I'm going through our patron database and cleaning up old data that we no longer need in response to the new data protection laws being passed in Massachusetts. Ideally, if I wanted to ensure that we stored no social securities, I'd simply write the following SQL statement:
UPDATE patron SET ssan = '';
I don't have write access to our database, so I'm not sure that is possible. Instead I perform the following steps:
The only options I ever consider are -m (monitor the process every time this many records are processed) and -r (only process this many records). I want the whole database and I want to be notified every 1000 records.
Pptrnextr -m 1000
Each line in the patron SIF represents a single patron.
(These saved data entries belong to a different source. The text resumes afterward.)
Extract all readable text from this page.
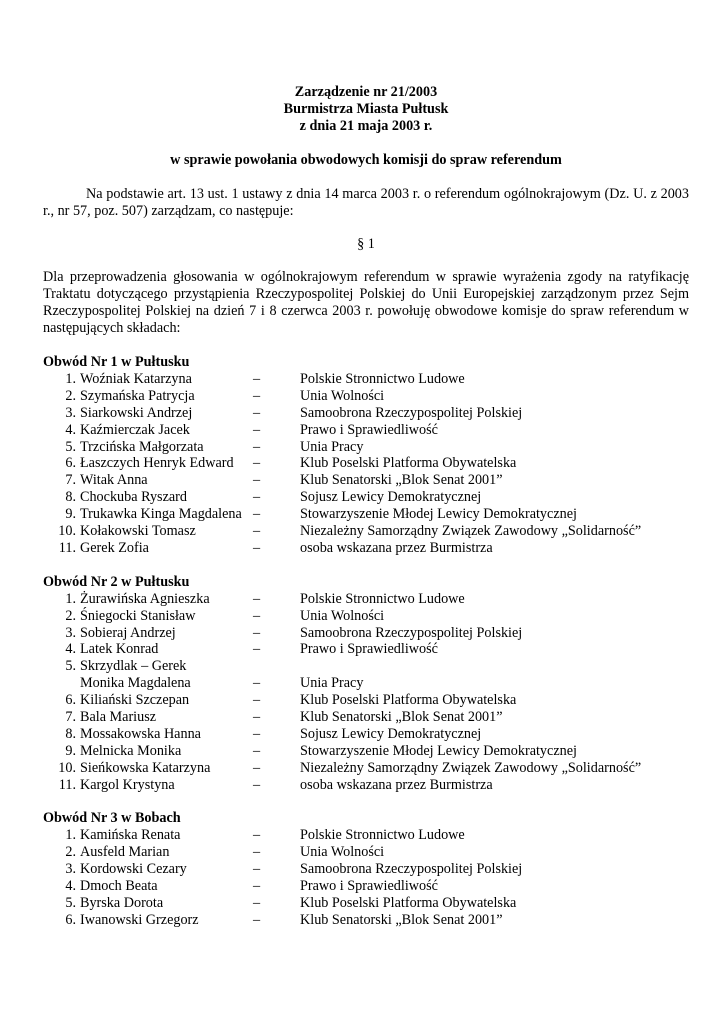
Zarządzenie nr 21/2003
Burmistrza Miasta Pułtusk
z dnia 21 maja 2003 r.
w sprawie powołania obwodowych komisji do spraw referendum
Na podstawie art. 13 ust. 1 ustawy z dnia 14 marca 2003 r. o referendum ogólnokrajowym (Dz. U. z 2003 r., nr 57, poz. 507) zarządzam, co następuje:
§ 1
Dla przeprowadzenia głosowania w ogólnokrajowym referendum w sprawie wyrażenia zgody na ratyfikację Traktatu dotyczącego przystąpienia Rzeczypospolitej Polskiej do Unii Europejskiej zarządzonym przez Sejm Rzeczypospolitej Polskiej na dzień 7 i 8 czerwca 2003 r. powołuję obwodowe komisje do spraw referendum w następujących składach:
Obwód Nr 1 w Pułtusku
1. Woźniak Katarzyna	–	Polskie Stronnictwo Ludowe
2. Szymańska Patrycja	–	Unia Wolności
3. Siarkowski Andrzej	–	Samoobrona Rzeczypospolitej Polskiej
4. Kaźmierczak Jacek	–	Prawo i Sprawiedliwość
5. Trzcińska Małgorzata	–	Unia Pracy
6. Łaszczych Henryk Edward	–	Klub Poselski Platforma Obywatelska
7. Witak Anna	–	Klub Senatorski „Blok Senat 2001”
8. Chockuba Ryszard	–	Sojusz Lewicy Demokratycznej
9. Trukawka Kinga Magdalena –	Stowarzyszenie Młodej Lewicy Demokratycznej
10. Kołakowski Tomasz	–	Niezależny Samorządny Związek Zawodowy „Solidarność”
11. Gerek Zofia	–	osoba wskazana przez Burmistrza
Obwód Nr 2 w Pułtusku
1. Żurawińska Agnieszka	–	Polskie Stronnictwo Ludowe
2. Śniegocki Stanisław	–	Unia Wolności
3. Sobieraj Andrzej	–	Samoobrona Rzeczypospolitej Polskiej
4. Latek Konrad	–	Prawo i Sprawiedliwość
5. Skrzydlak – Gerek
Monika Magdalena	–	Unia Pracy
6. Kiliański Szczepan	–	Klub Poselski Platforma Obywatelska
7. Bala Mariusz	–	Klub Senatorski „Blok Senat 2001”
8. Mossakowska Hanna	–	Sojusz Lewicy Demokratycznej
9. Melnicka Monika	–	Stowarzyszenie Młodej Lewicy Demokratycznej
10. Sieńkowska Katarzyna	–	Niezależny Samorządny Związek Zawodowy „Solidarność”
11. Kargol Krystyna	–	osoba wskazana przez Burmistrza
Obwód Nr 3 w Bobach
1. Kamińska Renata	–	Polskie Stronnictwo Ludowe
2. Ausfeld Marian	–	Unia Wolności
3. Kordowski Cezary	–	Samoobrona Rzeczypospolitej Polskiej
4. Dmoch Beata	–	Prawo i Sprawiedliwość
5. Byrska Dorota	–	Klub Poselski Platforma Obywatelska
6. Iwanowski Grzegorz	–	Klub Senatorski „Blok Senat 2001”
Sed is a non-interactive text editor that processes files line by line. We can use it and regular expressions to find the ssn and remove it. The SSN is at offset 269. It's max length is 11 characters so we replace it with 11 blanks. We will redirect the output of the command into a file. Assuming the original patron SIF is called sif.pxtr and we want it to be saved as sif.pxtr.modified:
sed -nr "s/^(.{268})(.{11})/\1 /p" sif.pxtr > sif.pxtr.modified
This is just our usual patron update process. We'll use our sif.pxtr.modified file and identify patrons using the institution_id.
Pptrnupdt -p sif.pxtr.modified -i I -o I -m 1000
It's a pretty hellish process. If you know better, please let me know.